This might be a difficult concept to explain at first, but I will try my best. Think of money as a good, that has a limited amount. Money is not unlimited and there is a certain quantity of money in an economy, called the supply of money.
This supply of money determines the price level and the interest rate in an economy. There are two primary kinds of money, backed currency and unbacked currency. Backed currency means that money is based upon a certain commodity, historically it was either gold or silver.
This basically means that one unit of currency equals a certain amount of gold/silver e.g. 1 British Pound used to equal one pound of sterling silver. The other kind, the unbacked currency is called the fiat money, meaning that money has no fixed value e.g. 1 pound could equal anything and it's value fluctuates. At times, you could buy 3 units for one pound, but at other times you could buy only 2.
If such happens, the currency loses value. Suppose that you have a currency backed on the gold standard. It is now easy to understand that the value of money is simply the amound of gold it corresponds to.
If people exchange goods on the market, the value of these goods is expressed in the amound of gold they are worth. When it comes to the money supply, the amound of money in circulation is essentially the amount of gold in a certain economy. If the supply of money (the amount of gold) is to be increased, more gold will be imported or "dug out" depending on the demand of the economy.
However, over time, in need for (persumed) economic interventionism, most countries including US have decided to leave the gold or silver standard and introduce fiat money without the backed value. This has helped the government and the central bank to decide and manipulate the value of money, or as I have previously mentioned at one time one dollar buys you 3 units, at other the same dollar buys 2 or even 1. Fiat money allows the central bank (usually ordered by the government) to expand or contract the supply of money (usually it is expanded), meaning that the government can simply print more money.

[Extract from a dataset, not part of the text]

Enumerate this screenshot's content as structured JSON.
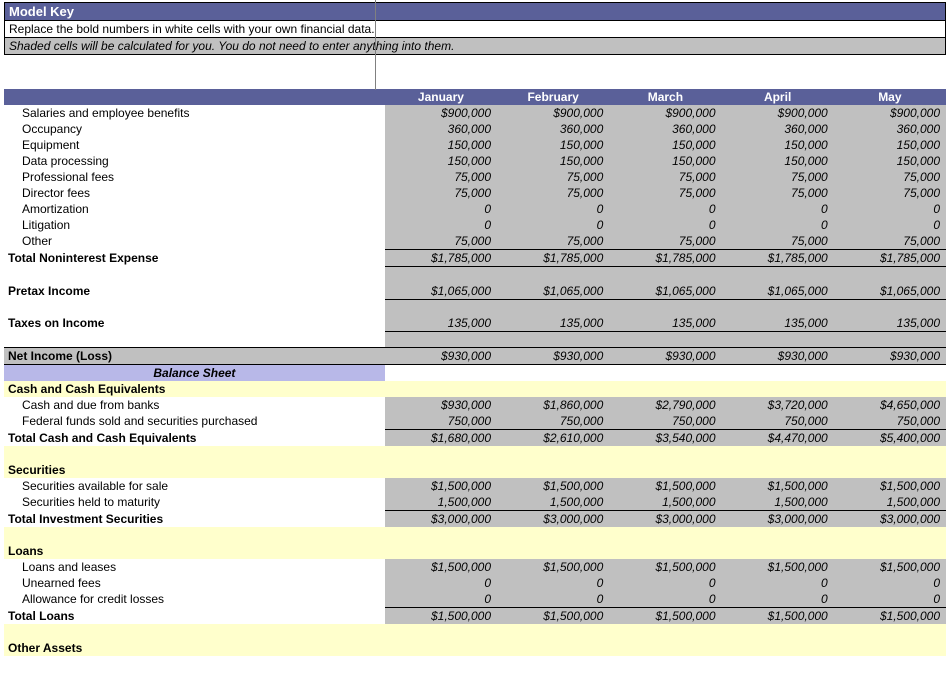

Now let's consider what happens if the government prints more money. If more money is printed, the supply increases, meaning that there is more money in the circulation. According to the rules of supply and demand, the greater the supply, the lower the value considering a stable demand.
Conversely, if a commodity, e.g. money becomes scarce (less money in the economy) than the value of money increases. If more money is printed, the money is more avalible, thus decreasing the cost of borrowing money, meaning that interest rate will decrease. If the supply of money increases, the general price level will rise as the economy will be shifting back towards equilibrium.
This is because, as people have more money, there would be a greater amound of people willing to buy a number of commodities. In order to limit the number of people who can buy these commodities (due to the scarcity of commodities) the prices will go up. This is called demand-pull inflation.
Considering the lack of a backing commodity such as gold, the fiat currencies are often measured against what is known as the basket of goods. It is a concept of a shopping basket with a certain ammount of daily commodities in it, and it is measured how much of these goods can one unit of a currency buy.